We've been eating, drinking and celebrating in Fortitude Valley's Enjoy Inn dining room for years, and are asking ourselves why we've never had the pleasure of their stir-fried prawns with green tea before. From now on they'll definitely be on high rotation! Nine firm-fleshed and fat prawns come heads off, tails on, ultra-high glossed and mirror-finished like they've been dipped into a pot of varnish. Brought to the table and plated no-frills style within a wreath of bright green, cooked-to-crunchy broccoli florets, they're seasoned with slightly bitter notes of tea, offsetting the prawns' sweetness in the most pleasing way.
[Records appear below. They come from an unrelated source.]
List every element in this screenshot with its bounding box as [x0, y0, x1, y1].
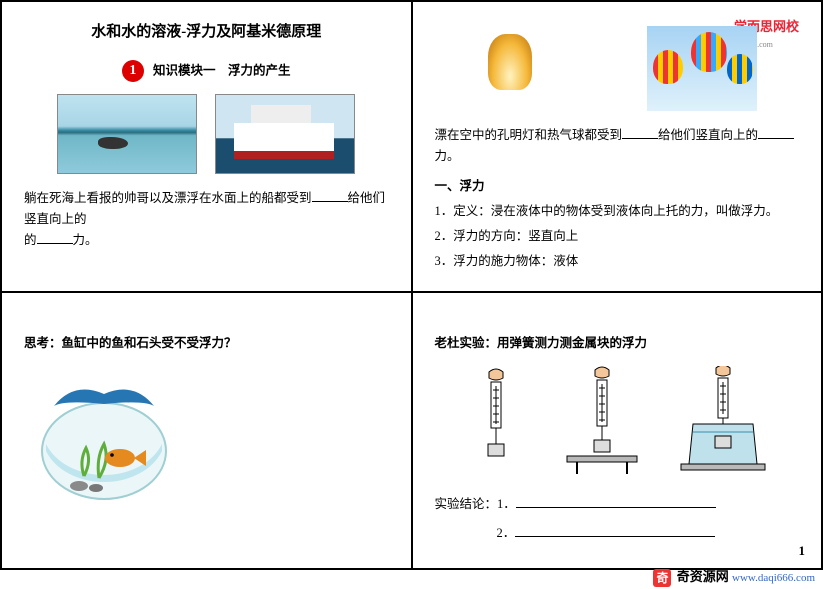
dead-sea-photo: [57, 94, 197, 174]
image-row: [24, 94, 389, 174]
ship-photo: [215, 94, 355, 174]
experiment-heading: 老杜实验：用弹簧测力测金属块的浮力: [435, 333, 800, 354]
quadrant-3: 思考：鱼缸中的鱼和石头受不受浮力？: [1, 292, 412, 570]
image-row-2: [435, 26, 800, 111]
module-row: 1 知识模块一 浮力的产生: [24, 60, 389, 82]
spring-scale-1: [461, 366, 531, 476]
module-label: 知识模块一 浮力的产生: [153, 63, 291, 77]
q1-sentence: 躺在死海上看报的帅哥以及漂浮在水面上的船都受到给他们竖直向上的的力。: [24, 188, 389, 252]
hot-air-balloons-photo: [647, 26, 757, 111]
quadrant-2: 学而思网校xueersi.com 漂在空中的孔明灯和热气球都受到给他们竖直向上的…: [412, 1, 823, 292]
footer-logo-icon: 奇: [653, 569, 671, 587]
sky-lantern-photo: [476, 26, 546, 111]
blank-1[interactable]: [312, 190, 348, 202]
result-line-1: 实验结论：1．: [435, 494, 800, 515]
result-line-2: 2．: [497, 523, 800, 544]
experiment-diagrams: [435, 366, 800, 476]
think-prompt: 思考：鱼缸中的鱼和石头受不受浮力？: [24, 333, 389, 354]
def-2: 2．浮力的方向：竖直向上: [435, 226, 800, 247]
footer-url[interactable]: www.daqi666.com: [732, 572, 815, 584]
blank-4[interactable]: [758, 127, 794, 139]
footer-site: 奇资源网: [677, 569, 729, 584]
section-heading: 一、浮力: [435, 176, 800, 197]
quadrant-4: 老杜实验：用弹簧测力测金属块的浮力: [412, 292, 823, 570]
blank-2[interactable]: [37, 232, 73, 244]
blank-3[interactable]: [622, 127, 658, 139]
blank-result-1[interactable]: [516, 496, 716, 508]
footer-watermark: 奇 奇资源网 www.daqi666.com: [653, 566, 815, 587]
q2-sentence: 漂在空中的孔明灯和热气球都受到给他们竖直向上的力。: [435, 125, 800, 168]
def-3: 3．浮力的施力物体：液体: [435, 251, 800, 272]
badge-icon: 1: [122, 60, 144, 82]
page-title: 水和水的溶液-浮力及阿基米德原理: [24, 20, 389, 46]
worksheet-page: 水和水的溶液-浮力及阿基米德原理 1 知识模块一 浮力的产生 躺在死海上看报的帅…: [0, 0, 823, 570]
fishbowl-image: [24, 366, 184, 506]
blank-result-2[interactable]: [515, 525, 715, 537]
quadrant-1: 水和水的溶液-浮力及阿基米德原理 1 知识模块一 浮力的产生 躺在死海上看报的帅…: [1, 1, 412, 292]
def-1: 1．定义：浸在液体中的物体受到液体向上托的力，叫做浮力。: [435, 201, 800, 222]
spring-scale-3: [673, 366, 773, 476]
page-number: 1: [799, 540, 806, 562]
spring-scale-2: [557, 366, 647, 476]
Chef Jake Pregnell has travelled north to Brisbane into the kitchen of Little Valley, Rick Shores’ sister restaurant, housed in a laneway within the heart of Fortitude Valley. Flouting a menu stacked with multi-regional, modern Chinese interpretations such as the fab fungus dish of kung pao mushrooms, we reckon Little Valley is tops. Pregnell's kung pao sees a bunch of dried red chillies fried off in Sichuan oil for flavour; they give a nuance of warmth rather than the expected lick of fire. Dig down to find heavenly pools of saucy kung pao dressing at the bowl's bottom, the remainder clinging beautifully to springy shiitake mushrooms and stalks and tops of meaty king browns intermingled with spring onion and the toastiest of macadamias for crunch.
Peng You's saucy and colourful little offering of sizzling Mongolian lamb delivers the promised sizzle in spades as the completed dish is ushered to the table and upended onto a roaringly hot cast-iron plate in front of your eyes giving cloudy plumes of aromatic steam that rise to the festoons of party lights and tasseled Chinese lanterns hanging above. Zingy ginger, garlic, oyster and soy all cosy up together to become the sauce that bubbles around strips of sweet red and green capsicum, wok-softened onion, neat batons of carrot, spring onion and slices of just-cooked, meltingly-tender lamb.
Libertine's French/Vietnamese theme shines true with chef's tarted-up chicken stir fry loaded with skin-on, free-range chicken just bursting with flavour. The fat from the skin gives another dimension of awesome, along with the flavour of black truffle, garlic, oyster sauce and soy, helping create a rich and silken sauce that glistens and coats every part of the dish before dripping into a glossy, chicken-y pool at the bottom. There's a green trifecta of wok-tossed veg too: beans, broccoli and crisp Brussels sprouts cut in two, all topped with scattered portions of soft Brie to finish.